新田先生はおどろいて、その場にはね起きようとしたが、相手のために肩をおさえつけられた。それは、かなりの強い力だったから、新田先生は起きあがることが出来なかった。
「そうだ。わしは丸木ですよ」
と、黒マントの男は、へんにしわがれた声で言った。
「君は丸木か。いつぞやは、私《わし》をひどい目にあわせたな。それはいいが、君はまた千二少年をさらって、どこへ連れて行ったのか。早く返したまえ」
怪人丸木は、それには答えず、
「新田先生。我々は、あなたに相談があるのだ」
穴の中の広間で、めずらしくも、怪人丸木と新田先生とが、にらみあっている。
その丸木が、いつになく、やさしい猫なで声を出して、新田先生に相談があると言ったのである。
「相談とは、何です」
と、新田先生はゆだんをしない。
すると、丸木は、
「まあ、そこへおかけ」
と言って、先生に、腰かけにちょうどいいほどの大きな石ころをすすめ、自分はのっそりとつっ立ったままで話をはじめた。
「どうぞ、君もおかけなさい」
と、先生は礼儀正しく、丸木にも腰をかけることをすすめたが、丸木は、いや、私は、この方がいいのですと言って、あいかわらずつっ立ったままだった。他の火星人は、先生と丸木とをとおまきにして、つっ立っている奴もあれば、無作法《ぶさほう》にもごろんと地面に寝そべっている者もあった。
「ところで、新田先生。

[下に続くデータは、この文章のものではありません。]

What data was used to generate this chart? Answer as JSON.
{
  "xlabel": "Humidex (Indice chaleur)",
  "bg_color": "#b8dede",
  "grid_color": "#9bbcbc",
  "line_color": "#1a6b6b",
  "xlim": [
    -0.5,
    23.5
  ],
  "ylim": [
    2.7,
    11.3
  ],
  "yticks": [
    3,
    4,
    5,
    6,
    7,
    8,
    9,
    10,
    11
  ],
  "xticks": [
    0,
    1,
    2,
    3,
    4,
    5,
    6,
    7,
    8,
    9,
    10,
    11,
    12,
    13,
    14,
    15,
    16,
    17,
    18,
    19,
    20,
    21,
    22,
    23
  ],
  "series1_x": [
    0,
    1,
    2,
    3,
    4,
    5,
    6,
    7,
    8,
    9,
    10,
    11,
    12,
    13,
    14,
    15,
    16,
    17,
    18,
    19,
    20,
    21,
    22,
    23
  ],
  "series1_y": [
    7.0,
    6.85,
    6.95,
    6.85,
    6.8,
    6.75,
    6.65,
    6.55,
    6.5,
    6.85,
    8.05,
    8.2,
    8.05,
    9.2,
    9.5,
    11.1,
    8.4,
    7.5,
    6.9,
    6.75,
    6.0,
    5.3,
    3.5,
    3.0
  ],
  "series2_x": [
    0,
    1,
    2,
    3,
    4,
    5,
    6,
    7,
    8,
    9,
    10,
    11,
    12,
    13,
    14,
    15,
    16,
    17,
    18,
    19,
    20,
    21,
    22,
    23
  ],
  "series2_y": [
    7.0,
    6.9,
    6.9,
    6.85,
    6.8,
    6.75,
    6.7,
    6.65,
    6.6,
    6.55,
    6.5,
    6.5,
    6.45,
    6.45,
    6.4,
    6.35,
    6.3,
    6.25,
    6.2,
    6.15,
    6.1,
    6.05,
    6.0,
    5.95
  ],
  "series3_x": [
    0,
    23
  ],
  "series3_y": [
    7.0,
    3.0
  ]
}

相談というのは外でもないが、先生は、この地球がやがてモロー彗星と正面衝突して、ばらばらにこわれてしまうのを知っているでしょうね」
「知っていますよ」
と、新田先生は、すぐに返事をした。
「それが、どうしたのですか」
「いや、どうもしやしませんが、モロー彗星に衝突されると、皆さん、地球の人類は、死んでしまうわけだが、その対策は出来ていますか」
「対策というと……」
「つまり、その場合、何とかして助かる工夫が出来ているかと、私は聞くのです」
「さあ、それは……」
と言ったが、先生は、返事につかえた。
日本をはじめ、世界各国では、その日の用意として、全工業力をあげてロケットをたくさんつくっていると噂に聞いているが、それを丸木に話していいものかどうか?
丸木の眼が、黒眼鏡の奥で、きらりと光ったようである。
怪人丸木の質問に、新田先生はどう返事をしようかと、迷ってしまった。